Turkey bacon and pork bacon are both viable options for breakfast meats and both can be used in a variety of dishes. Pork bacon is the traditional option, with the turkey version being the more modern imitation of it. Choosing between the two – especially for BBQ purposes – will involve considering a range of factors, the most important of which we will consider below in another Fiery Flavors BBQ Showdown.
How do turkey bacon and pork bacon differ?

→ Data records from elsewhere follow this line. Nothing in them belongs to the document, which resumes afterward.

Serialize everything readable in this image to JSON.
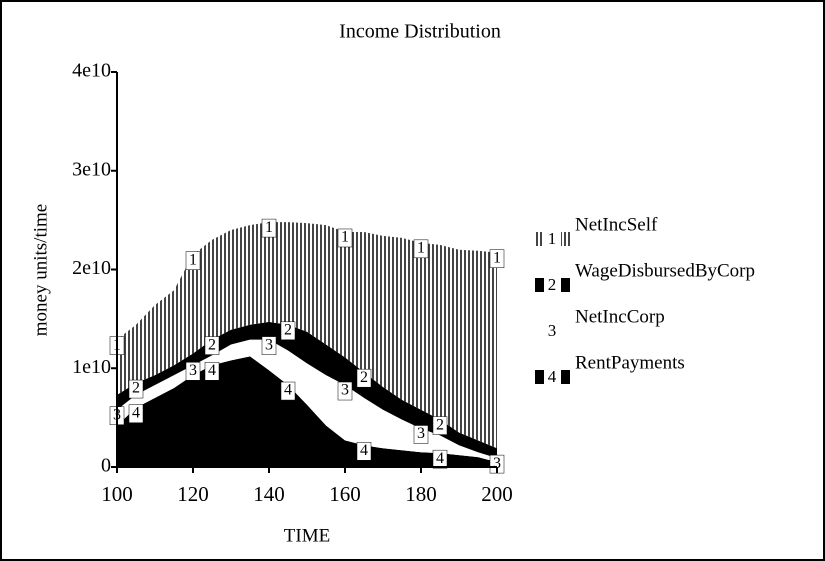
{
  "chart_data": {
    "type": "stacked-area",
    "title": "Income Distribution",
    "x_label": "TIME",
    "y_label": "money units/time",
    "x": [
      100,
      105,
      110,
      115,
      120,
      125,
      130,
      135,
      140,
      145,
      150,
      155,
      160,
      165,
      170,
      175,
      180,
      185,
      190,
      195,
      200
    ],
    "xlim": [
      100,
      200
    ],
    "xticks": [
      100,
      120,
      140,
      160,
      180,
      200
    ],
    "ylim": [
      0,
      40000000000
    ],
    "yticks": [
      0,
      {
        "value": 10000000000,
        "label": "1e10"
      },
      {
        "value": 20000000000,
        "label": "2e10"
      },
      {
        "value": 30000000000,
        "label": "3e10"
      },
      {
        "value": 40000000000,
        "label": "4e10"
      }
    ],
    "series": [
      {
        "name": "NetIncSelf",
        "marker": "1",
        "color": "#444444",
        "hatch": true,
        "values": [
          5600000000.0,
          5900000000.0,
          7100000000.0,
          7600000000.0,
          10000000000.0,
          10100000000.0,
          10100000000.0,
          10100000000.0,
          10100000000.0,
          10400000000.0,
          11000000000.0,
          12100000000.0,
          12700000000.0,
          14200000000.0,
          15300000000.0,
          16400000000.0,
          16900000000.0,
          17700000000.0,
          18500000000.0,
          19200000000.0,
          19800000000.0
        ]
      },
      {
        "name": "WageDisbursedByCorp",
        "marker": "2",
        "color": "#000000",
        "hatch": false,
        "values": [
          1500000000.0,
          1200000000.0,
          1000000000.0,
          1000000000.0,
          1200000000.0,
          1600000000.0,
          1500000000.0,
          1500000000.0,
          1800000000.0,
          2600000000.0,
          3200000000.0,
          3100000000.0,
          2800000000.0,
          2600000000.0,
          2300000000.0,
          2000000000.0,
          1900000000.0,
          1600000000.0,
          1300000000.0,
          1200000000.0,
          1000000000.0
        ]
      },
      {
        "name": "NetIncCorp",
        "marker": "3",
        "color": "#ffffff",
        "hatch": false,
        "values": [
          1600000000.0,
          1300000000.0,
          1300000000.0,
          1300000000.0,
          1000000000.0,
          1000000000.0,
          1600000000.0,
          1700000000.0,
          3100000000.0,
          3500000000.0,
          4200000000.0,
          5100000000.0,
          5600000000.0,
          4800000000.0,
          3900000000.0,
          3100000000.0,
          2400000000.0,
          1800000000.0,
          1000000000.0,
          500000000.0,
          400000000.0
        ]
      },
      {
        "name": "RentPayments",
        "marker": "4",
        "color": "#000000",
        "hatch": false,
        "values": [
          4200000000.0,
          6000000000.0,
          7000000000.0,
          8000000000.0,
          9300000000.0,
          10300000000.0,
          10800000000.0,
          11200000000.0,
          9800000000.0,
          8300000000.0,
          6300000000.0,
          4200000000.0,
          2700000000.0,
          2200000000.0,
          1900000000.0,
          1700000000.0,
          1500000000.0,
          1400000000.0,
          1200000000.0,
          1000000000.0,
          500000000.0
        ]
      }
    ]
  }
}
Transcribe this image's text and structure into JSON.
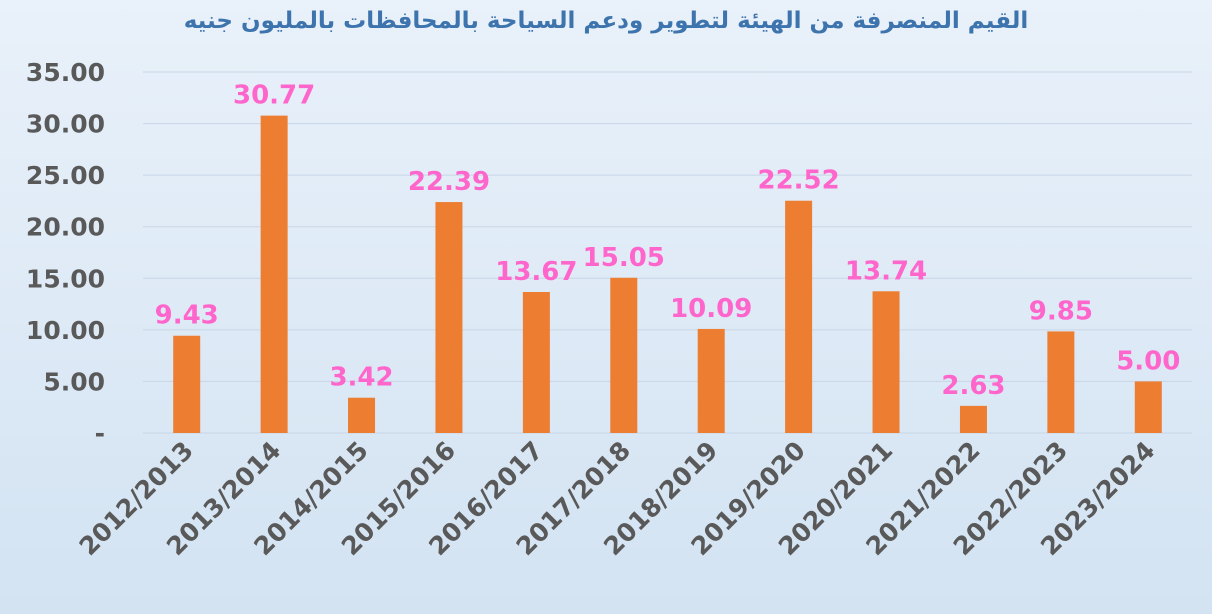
{
  "chart_data": {
    "type": "bar",
    "title": "القيم المنصرفة من الهيئة لتطوير ودعم السياحة بالمحافظات بالمليون جنيه",
    "categories": [
      "2012/2013",
      "2013/2014",
      "2014/2015",
      "2015/2016",
      "2016/2017",
      "2017/2018",
      "2018/2019",
      "2019/2020",
      "2020/2021",
      "2021/2022",
      "2022/2023",
      "2023/2024"
    ],
    "values": [
      9.43,
      30.77,
      3.42,
      22.39,
      13.67,
      15.05,
      10.09,
      22.52,
      13.74,
      2.63,
      9.85,
      5.0
    ],
    "data_labels": [
      "9.43",
      "30.77",
      "3.42",
      "22.39",
      "13.67",
      "15.05",
      "10.09",
      "22.52",
      "13.74",
      "2.63",
      "9.85",
      "5.00"
    ],
    "ylim": [
      0,
      35
    ],
    "yticks": [
      0,
      5,
      10,
      15,
      20,
      25,
      30,
      35
    ],
    "ytick_labels": [
      "-",
      "5.00",
      "10.00",
      "15.00",
      "20.00",
      "25.00",
      "30.00",
      "35.00"
    ],
    "grid": true,
    "legend": "none",
    "colors": {
      "bar": "#ed7d31",
      "data_label": "#ff66cc",
      "grid": "#c8d6e6",
      "axis_text": "#595959",
      "title": "#3e74ad"
    }
  }
}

The big difference between turkey bacon and pork bacon has to do, obviously, with their respective sources. Turkey bacon is the cured and smoked meat from a turkey and the other the cured and smoked meat from a pig. The other significant difference has to do with their perceived health benefits and drawbacks. Turkey bacon is widely considered to be the healthier of the two options. Many people believe it to have much less fat and sodium when compared to pork bacon. While turkey bacon does have lower levels of unhealthy fats, it also has higher sodium. All things considered, there is little difference between the two in terms of actual health benefits.
Because turkey bacon is lower in fat than pork bacon, it has less flavor and is chewier. Because of the muted flavor, turkey bacon is not a good substitute for pork bacon in dishes where pork bacon is used to provide flavor. Because it does not get as crisp, it is not good for providing a bacon-like texture either.
Is it easier to smoke one than the other?
While there is little difference between cooking prepared turkey bacon and pork bacon, the process of making turkey bacon from scratch is much more complicated than the one for making pork bacon from scratch.
To make pork bacon, you start with a piece of pork belly that you will cure using curing salt. After that initial step, you should smoke your pork belly. Once your pork belly comes out of the smoker, it is officially bacon. You can slice it into strips and fry it. With turkey bacon, you will need to complete a few additional steps. First, you will want to use only the thighs of the bird. No other part of the turkey will provide you with enough meat and enough fat to reasonably replicate bacon. After curing and smoking your turkey thighs, you will remove the meat from the bone and grind it. You must then place the ground meat on sheets of plastic wrap and form it into a log. Compress and flatten your log and then chill it. You can then slice the chilled log to get an approximation of pork bacon.
Is one more expensive than the other?
Turkey bacon is generally much less expensive when compared to pork bacon. In some cases, turkey bacon sells for around half the cost of an equivalent amount of pork bacon. Note that turkey bacon is most commonly sold in 12-ounce packages, while pork bacon is usually sold in 16-ounce packages.
When should you use turkey bacon and when should you use pork bacon?
Use turkey bacon in cases where the need to have a healthy dish exceeds the need to have a true bacon flavor and texture. In fact, you should avoid drawing attention to its shortcomings by not using it as a bacon substitute at all for most traditional barbecue meals.
Use pork bacon in dishes where its rich flavor and fattiness will be an asset. It is the best option in cases where its flavor and texture are key to the success of the dish. You’ll notice the difference in richly flavored barbecue recipes.